The UPI story took the Lockheed/Air Force nugget hook line and sinker
The delivery of the 150th U.S. C-130J cargo plane this week was used to illustrate the aircraft's achievements during "high-tempo" operations in Iraq.
Lockheed Martin turned over the plane to a California Air National Guard unit that flew more than 5,400 sorties during a recent deployment to Iraq.
Lockheed said in a statement Wednesday that the record compiled by the 146th Airlift Wing's four C-130Js was made possible by the new plane's advanced capabilities
During its 20 months in Iraq, the Oxnard-based 146th flew 5,444 sorties, totaling 10,750 hours, that delivered more than 70,000 passengers and 12,681 tons of cargo, Lockheed said. The C-130J is being used on a daily basis for supply and troop transport missions.
Our intrepid contributor, Winslow Wheeler with whom many of our readers will be familiar from his long history as a congressional watchdog put the story in perspective for us all.
Impressive? I think not if you do the math.
These data mean each C-130J flew, on average, 2.3 sorties per day. Very mediocre, even for a modern complexified version, such as the C-130J.
Each sortie was, on average, 2 hours long. Sounds like these were hops from Kuwait.
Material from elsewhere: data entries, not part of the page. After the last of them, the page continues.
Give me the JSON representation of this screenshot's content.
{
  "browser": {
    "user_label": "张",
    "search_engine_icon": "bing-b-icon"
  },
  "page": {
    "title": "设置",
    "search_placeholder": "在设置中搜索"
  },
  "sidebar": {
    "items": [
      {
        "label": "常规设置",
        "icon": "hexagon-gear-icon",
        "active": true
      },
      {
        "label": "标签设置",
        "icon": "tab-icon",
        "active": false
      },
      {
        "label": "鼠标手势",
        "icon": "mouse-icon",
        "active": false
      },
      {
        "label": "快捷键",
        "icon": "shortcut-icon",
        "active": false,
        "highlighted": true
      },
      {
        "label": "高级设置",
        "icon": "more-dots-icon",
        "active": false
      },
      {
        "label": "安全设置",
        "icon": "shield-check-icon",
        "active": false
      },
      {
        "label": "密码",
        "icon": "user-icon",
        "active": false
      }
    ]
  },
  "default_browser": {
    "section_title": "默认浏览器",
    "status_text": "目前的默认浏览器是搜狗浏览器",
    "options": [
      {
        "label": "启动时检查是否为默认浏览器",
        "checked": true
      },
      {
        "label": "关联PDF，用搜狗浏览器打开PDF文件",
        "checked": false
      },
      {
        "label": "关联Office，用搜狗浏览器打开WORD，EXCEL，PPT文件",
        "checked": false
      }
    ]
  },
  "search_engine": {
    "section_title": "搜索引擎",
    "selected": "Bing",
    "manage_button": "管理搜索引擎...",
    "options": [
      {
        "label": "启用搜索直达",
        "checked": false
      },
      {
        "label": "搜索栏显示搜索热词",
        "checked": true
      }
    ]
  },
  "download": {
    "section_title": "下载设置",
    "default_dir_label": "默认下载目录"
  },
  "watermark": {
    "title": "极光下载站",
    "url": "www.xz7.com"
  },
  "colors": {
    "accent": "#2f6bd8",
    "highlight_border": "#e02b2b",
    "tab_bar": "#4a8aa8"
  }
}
Tonnage for each sortie was a whopping 2.3 tons, on average, plus 13 passengers. Im amazed they let this data out pretending it was impressive. Actually, its grounds for a fleet retirement.
Its a good thing they werent competing with C-47s (DC-3s) as per the Berlin airlift; they would have been deeply embarrassed.
These data support a unique assertion: Wolfowitz was right about something. In December 2005, he tried to kill the C-130J program. As in most things, his effort was a feckless failure.
Remember: the C-130J increased aircraft unit price from the C-130H from about $20 million per copy to about $60 million. More money apparently means less capability.
And reading the last line of the UPI story, it seems they only somewhat get Wheelers point.
The C-130J program was nearly killed by the Bush administration two years ago due to concerns about the finished products, but the Pentagon relented after what has been characterized as an intensive lobbying effort by members of Congress.